The Apple co-founder said in an interview with the Wall Street Journal that the popular handset does, in fact, contain a mechanism that will allow the device to contact Apple's web site and delete software which the company has deemed harmful.
"Hopefully we never have to pull that lever, but we would be irresponsible not to have a lever like that to pull," Jobs told the paper.
The admission confirms a situation first reported nearly two weeks ago by independent researcher Jonathan Zdziarski, who discovered a file in the iPhone's firmware which links to an Apple xml page containing a blank "black list" for malicious applications.

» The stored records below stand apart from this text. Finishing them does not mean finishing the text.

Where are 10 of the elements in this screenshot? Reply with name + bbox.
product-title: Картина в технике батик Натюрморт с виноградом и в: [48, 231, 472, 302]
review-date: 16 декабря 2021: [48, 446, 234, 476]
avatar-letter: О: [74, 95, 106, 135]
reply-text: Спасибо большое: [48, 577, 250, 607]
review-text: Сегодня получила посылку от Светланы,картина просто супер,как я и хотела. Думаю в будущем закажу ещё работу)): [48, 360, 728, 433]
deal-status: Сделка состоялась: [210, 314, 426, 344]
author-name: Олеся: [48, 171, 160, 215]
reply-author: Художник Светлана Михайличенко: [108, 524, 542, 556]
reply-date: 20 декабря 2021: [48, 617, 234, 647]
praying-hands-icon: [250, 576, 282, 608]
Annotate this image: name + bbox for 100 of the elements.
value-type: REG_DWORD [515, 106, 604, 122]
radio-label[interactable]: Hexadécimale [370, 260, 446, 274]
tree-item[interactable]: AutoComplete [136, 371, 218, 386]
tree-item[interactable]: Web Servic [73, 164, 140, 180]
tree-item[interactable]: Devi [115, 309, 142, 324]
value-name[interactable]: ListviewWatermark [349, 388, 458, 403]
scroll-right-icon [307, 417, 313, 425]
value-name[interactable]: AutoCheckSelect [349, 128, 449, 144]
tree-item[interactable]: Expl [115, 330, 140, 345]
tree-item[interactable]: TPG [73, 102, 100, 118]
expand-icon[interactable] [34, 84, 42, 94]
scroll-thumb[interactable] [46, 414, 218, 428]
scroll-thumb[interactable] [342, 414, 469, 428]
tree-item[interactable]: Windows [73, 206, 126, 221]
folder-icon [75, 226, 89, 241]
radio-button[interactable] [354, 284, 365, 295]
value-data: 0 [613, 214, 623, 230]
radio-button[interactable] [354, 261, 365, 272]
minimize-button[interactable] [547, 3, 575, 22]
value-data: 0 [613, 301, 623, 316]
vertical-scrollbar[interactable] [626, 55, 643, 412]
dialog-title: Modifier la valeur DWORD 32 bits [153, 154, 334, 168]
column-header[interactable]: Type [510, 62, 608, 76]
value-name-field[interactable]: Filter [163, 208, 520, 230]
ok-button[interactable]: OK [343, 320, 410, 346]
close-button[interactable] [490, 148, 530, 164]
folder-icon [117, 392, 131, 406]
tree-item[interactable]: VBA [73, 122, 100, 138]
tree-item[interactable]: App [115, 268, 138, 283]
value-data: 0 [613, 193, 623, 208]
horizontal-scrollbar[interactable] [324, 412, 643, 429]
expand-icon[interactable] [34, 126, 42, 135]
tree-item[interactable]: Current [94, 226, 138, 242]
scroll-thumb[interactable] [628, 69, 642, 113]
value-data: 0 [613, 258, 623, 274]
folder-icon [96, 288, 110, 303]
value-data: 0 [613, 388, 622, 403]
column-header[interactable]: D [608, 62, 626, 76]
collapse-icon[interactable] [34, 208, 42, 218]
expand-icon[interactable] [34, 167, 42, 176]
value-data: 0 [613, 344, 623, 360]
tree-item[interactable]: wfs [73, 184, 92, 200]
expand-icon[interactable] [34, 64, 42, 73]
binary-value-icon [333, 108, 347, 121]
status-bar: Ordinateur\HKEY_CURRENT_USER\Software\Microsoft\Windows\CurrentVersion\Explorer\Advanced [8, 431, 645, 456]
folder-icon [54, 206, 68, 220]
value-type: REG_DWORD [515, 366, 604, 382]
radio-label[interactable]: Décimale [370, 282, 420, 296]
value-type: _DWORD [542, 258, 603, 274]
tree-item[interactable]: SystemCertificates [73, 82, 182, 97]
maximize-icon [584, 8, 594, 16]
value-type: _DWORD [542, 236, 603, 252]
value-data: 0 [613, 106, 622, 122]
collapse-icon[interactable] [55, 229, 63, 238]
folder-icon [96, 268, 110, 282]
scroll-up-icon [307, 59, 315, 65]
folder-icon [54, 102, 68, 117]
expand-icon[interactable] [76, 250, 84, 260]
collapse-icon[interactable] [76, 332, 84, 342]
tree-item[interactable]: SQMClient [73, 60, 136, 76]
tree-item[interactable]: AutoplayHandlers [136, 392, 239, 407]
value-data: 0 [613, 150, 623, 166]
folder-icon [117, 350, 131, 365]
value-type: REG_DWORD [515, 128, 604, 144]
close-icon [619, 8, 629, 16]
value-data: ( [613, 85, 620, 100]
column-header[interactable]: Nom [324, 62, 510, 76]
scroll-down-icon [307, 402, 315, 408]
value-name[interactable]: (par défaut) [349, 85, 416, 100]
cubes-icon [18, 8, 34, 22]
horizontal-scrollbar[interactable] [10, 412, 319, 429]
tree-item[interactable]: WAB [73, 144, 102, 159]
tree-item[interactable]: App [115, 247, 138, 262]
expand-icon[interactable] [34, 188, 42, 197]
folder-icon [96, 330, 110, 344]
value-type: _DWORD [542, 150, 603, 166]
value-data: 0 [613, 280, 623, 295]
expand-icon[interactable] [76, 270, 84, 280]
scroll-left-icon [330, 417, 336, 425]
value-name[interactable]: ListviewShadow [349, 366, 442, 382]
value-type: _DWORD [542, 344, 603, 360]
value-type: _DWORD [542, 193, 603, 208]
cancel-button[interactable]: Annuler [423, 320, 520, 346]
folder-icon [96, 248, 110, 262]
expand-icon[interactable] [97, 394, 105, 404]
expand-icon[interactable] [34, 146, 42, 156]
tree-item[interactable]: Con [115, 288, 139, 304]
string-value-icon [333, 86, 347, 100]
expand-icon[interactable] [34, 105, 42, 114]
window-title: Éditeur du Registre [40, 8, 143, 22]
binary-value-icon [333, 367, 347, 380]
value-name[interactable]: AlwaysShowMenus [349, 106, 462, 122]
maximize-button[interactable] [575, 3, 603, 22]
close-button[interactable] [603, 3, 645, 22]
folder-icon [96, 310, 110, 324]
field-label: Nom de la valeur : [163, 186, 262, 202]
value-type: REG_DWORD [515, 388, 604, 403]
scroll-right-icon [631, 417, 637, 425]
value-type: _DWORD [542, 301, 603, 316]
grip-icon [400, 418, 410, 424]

It is not known whether the file Zdziarski uncovered manages malicious applications was the exact protection tool mentioned by Jobs.
On a lighter note, Jobs also told the Journal that sales of iPhone applications were booming, The CEO estimates that the company is averaging some US$1 million per day in sales from the App Store.
The company keeps 30 per cent of sales revenue with the remainder being paid to the developer. The company is said to have a similar deal with record labels for the iTunes music store.
Jobs said that the company paid roughly US$21 million to developers so far. The top ten developers on the service have hauled in some US$9 million since the store was first launched in July.
"I've never seen anything like this in my career for software," Jobs was quoted as saying.
"Who knows, maybe it will be a US$1bn marketplace at some point in time."